Skip war mit ihren Kollegen zusammen angekommen, alle im selben Auto, weil sie nicht annähernd genug Zivilwagen hatten. Sie mußten furchteinflößend ausgesehen haben: eine eins achtzig große Frau und drei Männer in Anzügen, die sich dem Haus wie eine Phalanx näherten. Skip hatte den anderen bedeutet, schon ins Haus zu gehen – sie würde sich um die Zeugin kümmern.

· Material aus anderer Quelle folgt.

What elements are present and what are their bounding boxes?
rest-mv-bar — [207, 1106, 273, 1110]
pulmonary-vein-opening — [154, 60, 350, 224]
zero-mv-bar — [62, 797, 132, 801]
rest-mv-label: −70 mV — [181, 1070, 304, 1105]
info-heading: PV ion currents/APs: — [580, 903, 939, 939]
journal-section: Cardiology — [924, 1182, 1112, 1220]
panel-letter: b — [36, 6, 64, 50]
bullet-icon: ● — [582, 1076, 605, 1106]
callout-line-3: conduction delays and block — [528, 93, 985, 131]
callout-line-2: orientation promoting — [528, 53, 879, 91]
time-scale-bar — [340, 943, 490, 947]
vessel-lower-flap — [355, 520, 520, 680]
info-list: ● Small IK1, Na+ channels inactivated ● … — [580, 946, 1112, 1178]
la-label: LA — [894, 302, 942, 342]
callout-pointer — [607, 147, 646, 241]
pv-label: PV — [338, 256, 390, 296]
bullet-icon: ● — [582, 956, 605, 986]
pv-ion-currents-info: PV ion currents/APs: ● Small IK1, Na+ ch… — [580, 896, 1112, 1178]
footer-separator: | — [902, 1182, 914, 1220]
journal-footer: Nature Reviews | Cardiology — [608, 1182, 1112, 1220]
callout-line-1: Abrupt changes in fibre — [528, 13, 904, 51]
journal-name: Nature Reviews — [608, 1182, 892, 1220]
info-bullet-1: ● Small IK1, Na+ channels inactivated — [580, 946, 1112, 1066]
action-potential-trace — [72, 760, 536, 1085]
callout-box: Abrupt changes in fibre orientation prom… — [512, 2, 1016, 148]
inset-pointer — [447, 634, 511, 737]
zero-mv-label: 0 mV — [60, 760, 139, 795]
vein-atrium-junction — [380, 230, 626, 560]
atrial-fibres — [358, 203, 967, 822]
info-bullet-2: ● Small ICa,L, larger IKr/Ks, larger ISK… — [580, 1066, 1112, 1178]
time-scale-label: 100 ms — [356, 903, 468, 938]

Die Frau auf der Veranda sah nicht unbedingt traurig aus, eher verwirrt und vollkommen verängstigt, obwohl sie inzwischen ein wenig Zeit gehabt hatte, sich zu beruhigen. Die zuständige Streife war zuerst am Tatort gewesen und hatte die Mordkommission verständigt. Skip wußte nur, daß Sugar Hebert nach Hause gekommen war und ihren erschossenen Mann im Eßzimmer gefunden hatte.

Mrs. Hebert sagte: »Sie sind verschwunden. Alle. Und ich war doch nur eine halbe Stunde weg.«

»Sollen wir uns ins Auto setzen?« Die Frau sah aus, als sollte sie sich besser hinsetzen.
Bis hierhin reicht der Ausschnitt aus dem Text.